Owners are given an opportunity to abate hazards, but if they fail to do so by a pre-determined date specified by the Fire Department, abatement costs are billed to the property owners. If the owner fails to pay the bill, the city places a lien on the property and money owed is reimbursed through the property tax collection process.
Acquisition of Pacific Street properties: Roseville Redevelopment Agency secured the acquisition of two parcels identified in the Downtown Specific Plan as future sites for the development of a public parking structure to support the needs of businesses within Old Town. The cost is $205,000 and comes from the 2006 Redevelopment Tax Allocation Bonds Fund.
Medical marijuana enforcement litigation budget adjustment: Roseville Municipal Code prohibits medical marijuana dispensaries within city limits. The city is currently involved in litigation with the owners and operators of two dispensaries.

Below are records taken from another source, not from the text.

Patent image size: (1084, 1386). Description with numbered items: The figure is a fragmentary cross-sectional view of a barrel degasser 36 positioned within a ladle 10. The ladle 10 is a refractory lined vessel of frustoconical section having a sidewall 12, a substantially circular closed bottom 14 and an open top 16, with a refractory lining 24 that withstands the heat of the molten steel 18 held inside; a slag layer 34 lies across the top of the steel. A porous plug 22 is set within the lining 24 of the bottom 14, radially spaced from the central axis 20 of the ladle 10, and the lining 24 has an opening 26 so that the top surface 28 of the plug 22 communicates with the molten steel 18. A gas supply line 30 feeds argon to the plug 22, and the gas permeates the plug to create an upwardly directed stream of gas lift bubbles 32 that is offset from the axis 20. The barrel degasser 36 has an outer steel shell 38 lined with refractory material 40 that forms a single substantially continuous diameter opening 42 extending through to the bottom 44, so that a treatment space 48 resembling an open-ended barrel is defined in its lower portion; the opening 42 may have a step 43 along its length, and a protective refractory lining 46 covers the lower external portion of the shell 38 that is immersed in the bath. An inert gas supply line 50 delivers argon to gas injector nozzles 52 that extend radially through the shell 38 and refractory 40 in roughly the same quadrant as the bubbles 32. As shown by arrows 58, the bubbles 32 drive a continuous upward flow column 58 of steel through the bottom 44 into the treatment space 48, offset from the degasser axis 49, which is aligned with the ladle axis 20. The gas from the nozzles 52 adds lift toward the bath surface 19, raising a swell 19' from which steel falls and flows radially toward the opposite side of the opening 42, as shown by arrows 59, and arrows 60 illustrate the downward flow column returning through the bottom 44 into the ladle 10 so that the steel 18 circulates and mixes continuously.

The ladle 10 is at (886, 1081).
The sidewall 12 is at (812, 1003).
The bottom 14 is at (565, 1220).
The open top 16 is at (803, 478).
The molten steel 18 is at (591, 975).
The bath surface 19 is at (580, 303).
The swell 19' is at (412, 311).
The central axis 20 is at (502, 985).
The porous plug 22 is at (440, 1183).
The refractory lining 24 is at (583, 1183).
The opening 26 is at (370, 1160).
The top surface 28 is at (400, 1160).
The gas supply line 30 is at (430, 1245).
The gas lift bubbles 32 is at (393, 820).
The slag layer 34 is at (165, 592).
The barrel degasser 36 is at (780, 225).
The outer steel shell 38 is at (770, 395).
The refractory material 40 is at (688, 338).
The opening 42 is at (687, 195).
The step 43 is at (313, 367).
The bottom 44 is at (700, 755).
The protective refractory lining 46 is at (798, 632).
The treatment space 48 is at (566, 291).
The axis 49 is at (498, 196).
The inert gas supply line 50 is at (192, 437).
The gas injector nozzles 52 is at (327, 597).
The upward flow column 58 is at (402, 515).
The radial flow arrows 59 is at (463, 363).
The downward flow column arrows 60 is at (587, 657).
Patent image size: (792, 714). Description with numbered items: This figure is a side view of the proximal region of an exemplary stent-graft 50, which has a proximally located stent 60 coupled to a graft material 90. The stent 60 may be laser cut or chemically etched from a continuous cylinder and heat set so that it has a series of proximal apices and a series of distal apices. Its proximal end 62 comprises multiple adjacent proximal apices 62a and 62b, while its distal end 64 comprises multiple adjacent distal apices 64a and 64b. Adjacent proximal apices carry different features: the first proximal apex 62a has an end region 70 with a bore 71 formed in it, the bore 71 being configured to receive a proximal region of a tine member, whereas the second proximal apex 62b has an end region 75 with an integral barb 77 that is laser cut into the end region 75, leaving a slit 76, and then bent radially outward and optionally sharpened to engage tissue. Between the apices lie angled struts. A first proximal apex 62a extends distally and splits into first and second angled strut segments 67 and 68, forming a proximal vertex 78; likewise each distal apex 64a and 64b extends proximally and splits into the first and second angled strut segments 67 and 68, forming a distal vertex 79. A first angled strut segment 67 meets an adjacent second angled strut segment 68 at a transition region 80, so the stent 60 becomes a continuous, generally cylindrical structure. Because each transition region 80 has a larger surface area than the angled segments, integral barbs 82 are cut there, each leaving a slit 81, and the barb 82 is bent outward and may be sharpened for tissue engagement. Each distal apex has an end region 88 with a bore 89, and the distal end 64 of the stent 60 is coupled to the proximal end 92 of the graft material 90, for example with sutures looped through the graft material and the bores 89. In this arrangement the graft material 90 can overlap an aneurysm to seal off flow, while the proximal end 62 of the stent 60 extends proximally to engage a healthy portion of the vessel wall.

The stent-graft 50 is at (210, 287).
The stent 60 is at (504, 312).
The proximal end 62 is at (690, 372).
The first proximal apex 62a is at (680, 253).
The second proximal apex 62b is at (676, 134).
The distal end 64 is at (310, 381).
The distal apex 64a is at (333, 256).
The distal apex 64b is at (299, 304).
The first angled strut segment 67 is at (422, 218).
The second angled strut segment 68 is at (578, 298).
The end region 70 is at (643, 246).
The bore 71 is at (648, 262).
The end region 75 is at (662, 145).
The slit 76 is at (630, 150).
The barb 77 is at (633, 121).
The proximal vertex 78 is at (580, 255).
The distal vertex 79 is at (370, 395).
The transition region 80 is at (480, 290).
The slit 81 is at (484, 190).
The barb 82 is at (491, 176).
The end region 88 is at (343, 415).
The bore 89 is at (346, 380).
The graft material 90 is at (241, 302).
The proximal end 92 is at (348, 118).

One business initiated legal action against Roseville to enjoin the city’s enforcement of its ordinance. In turn, the city sued that business and a second business. The city has since retained outside legal counsel to defend the ordinance at an estimated cost of no more than $60,000 for the remainder of the current fiscal year.
Payment for public safety computer maintenance: Roseville will pay $155,473 to Placer County Sheriff’s Office for the city’s portion of the Regional Public Safety System software and hardware maintenance for the 2010-11 fiscal year.
Since 1998, Roseville police and fire departments have shared public safety computer systems with the sheriff’s office, other county departments and Auburn Police Department.
In 2003, council approved an agreement with Placer County for a new shared computer aided dispatch system, records management system and corrections management system. Roseville’s portion to cover ongoing maintenance cost, based on use, is about 37 percent.